Imagine that you are out in a grocery store with your shopping list of healthy foods, with the aim of losing a few pounds. Explicitly knowing this, have you ever wondered how all of a sudden you’ve ended up browsing the candy or chocolate aisle? After all, it’s not a very rational thing to do… There’s an explanation for all this, recent advances within the field of decision neuroscience have allowed for an improved understanding of how we as individuals (and as consumers) make decisions.
While traditional economic theorists are still quite sceptical —not being too happy with anything that questions their foundations of rationality— these new advances seem to suggest that we as humans do not purely rely on conscious deliberation.
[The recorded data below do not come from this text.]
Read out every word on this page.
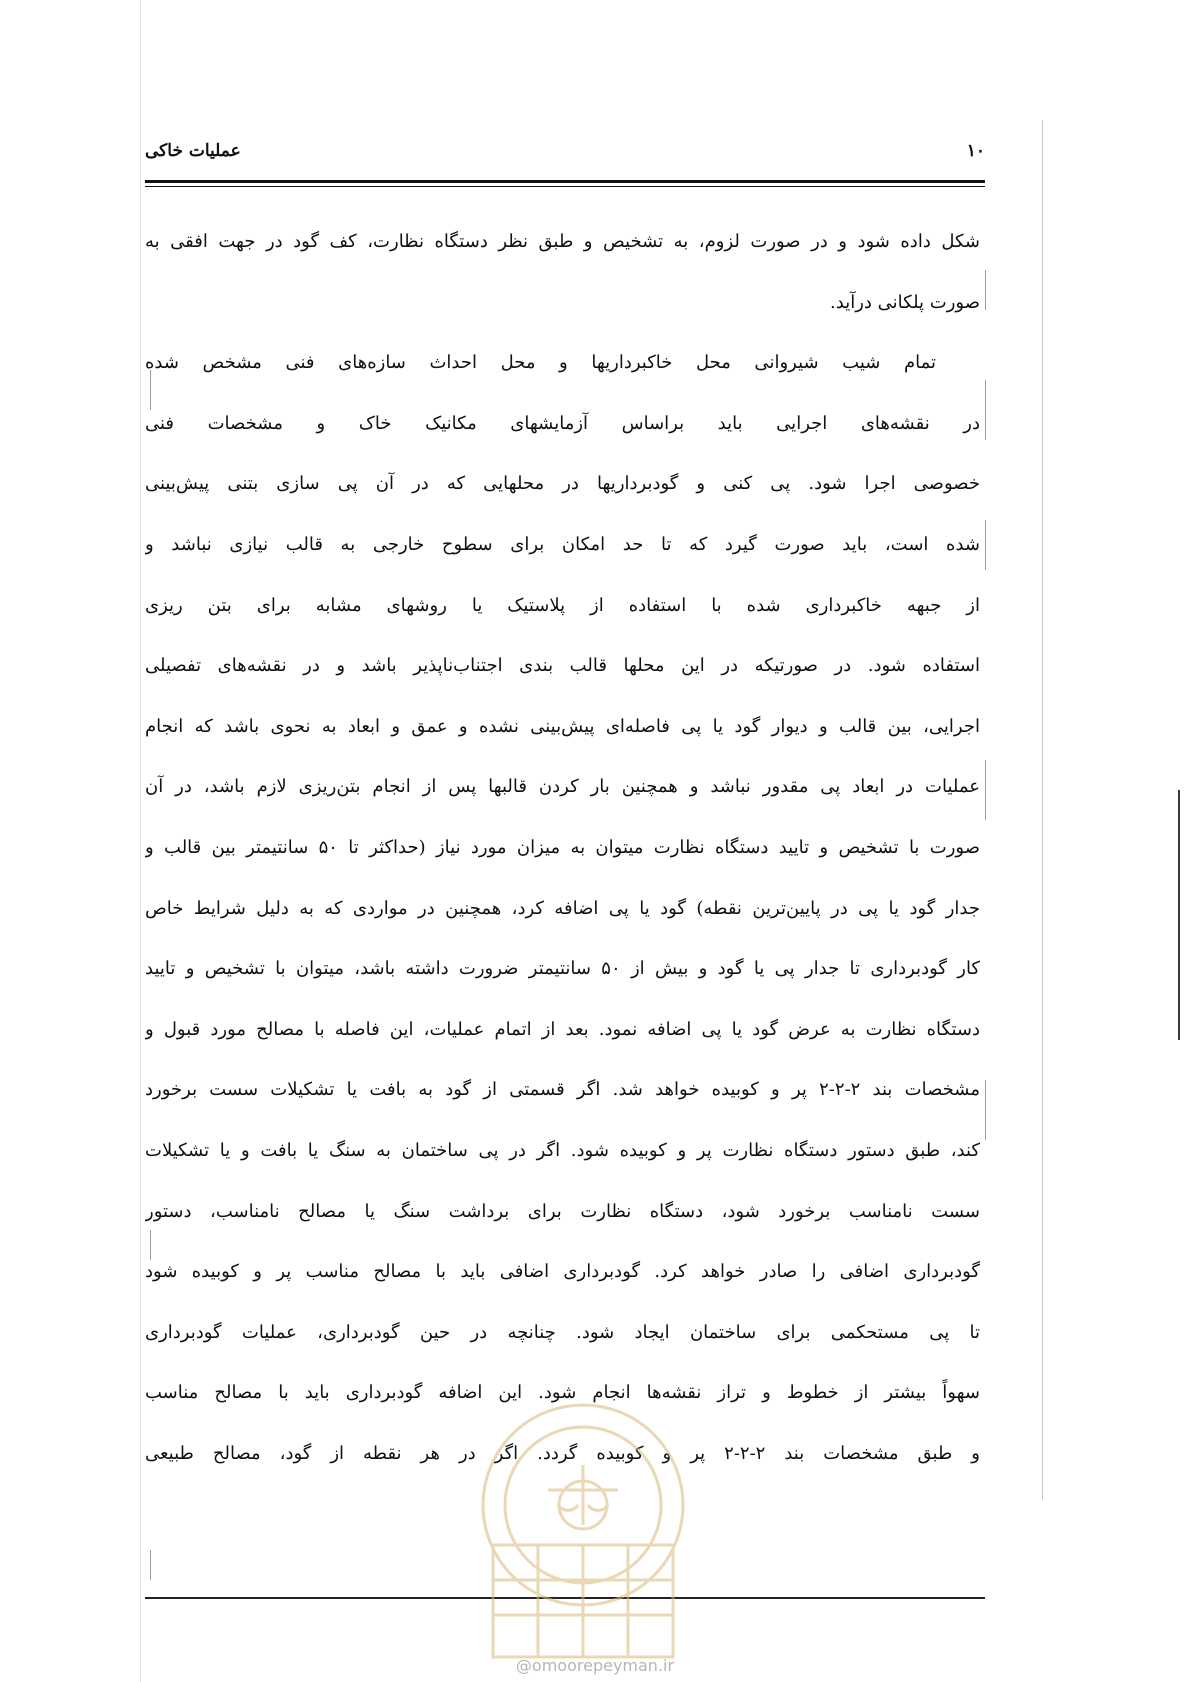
۱۰
عملیات خاکی
شکل داده شود و در صورت لزوم، به تشخیص و طبق نظر دستگاه نظارت، کف گود در جهت افقی به
صورت پلکانی درآید.
تمام شیب شیروانی محل خاکبرداریها و محل احداث سازه‌های فنی مشخص شده
در نقشه‌های اجرایی باید براساس آزمایشهای مکانیک خاک و مشخصات فنی
خصوصی اجرا شود. پی کنی و گودبرداریها در محلهایی که در آن پی سازی بتنی پیش‌بینی
شده است، باید صورت گیرد که تا حد امکان برای سطوح خارجی به قالب نیازی نباشد و
از جبهه خاکبرداری شده با استفاده از پلاستیک یا روشهای مشابه برای بتن ریزی
استفاده شود. در صورتیکه در این محلها قالب بندی اجتناب‌ناپذیر باشد و در نقشه‌های تفصیلی
اجرایی، بین قالب و دیوار گود یا پی فاصله‌ای پیش‌بینی نشده و عمق و ابعاد به نحوی باشد که انجام
عملیات در ابعاد پی مقدور نباشد و همچنین بار کردن قالبها پس از انجام بتن‌ریزی لازم باشد، در آن
صورت با تشخیص و تایید دستگاه نظارت میتوان به میزان مورد نیاز (حداکثر تا ۵۰ سانتیمتر بین قالب و
جدار گود یا پی در پایین‌ترین نقطه) گود یا پی اضافه کرد، همچنین در مواردی که به دلیل شرایط خاص
کار گودبرداری تا جدار پی یا گود و بیش از ۵۰ سانتیمتر ضرورت داشته باشد، میتوان با تشخیص و تایید
دستگاه نظارت به عرض گود یا پی اضافه نمود. بعد از اتمام عملیات، این فاصله با مصالح مورد قبول و
مشخصات بند ۲-۲-۲ پر و کوبیده خواهد شد. اگر قسمتی از گود به بافت یا تشکیلات سست برخورد
کند، طبق دستور دستگاه نظارت پر و کوبیده شود. اگر در پی ساختمان به سنگ یا بافت و یا تشکیلات
سست نامناسب برخورد شود، دستگاه نظارت برای برداشت سنگ یا مصالح نامناسب، دستور
گودبرداری اضافی را صادر خواهد کرد. گودبرداری اضافی باید با مصالح مناسب پر و کوبیده شود
تا پی مستحکمی برای ساختمان ایجاد شود. چنانچه در حین گودبرداری، عملیات گودبرداری
سهواً بیشتر از خطوط و تراز نقشه‌ها انجام شود. این اضافه گودبرداری باید با مصالح مناسب
و طبق مشخصات بند ۲-۲-۲ پر و کوبیده گردد. اگر در هر نقطه از گود، مصالح طبیعی
@omoorepeyman.ir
Many non-conscious factors also contribute to and influence our choices or way of thinking; such as subliminal triggers in the environment or priming. While not the most academic, Michael Shermer provides some solid evidence in this example from his TED talk:
So how do we avoid non-conscious decision influence? Since decision-making includes non-conscious elements— it is unlikely that consumers can accurately account for them if a company was to walk up to them and ask. Methods used widely within Neuromarketing for example bring a possibility to measure the metrics that could otherwise not be accessed by simply asking people due to lack of introspective access.
To really get an understanding of what is happening in the brain, we need to supplement traditional methods such as surveys and questionnaires with someneuroscience research tools.
Using technologies such as eye-tracking, facial expression analysis, EEG among others allow for the possibility to better understand attention, arousal and cognitive workload.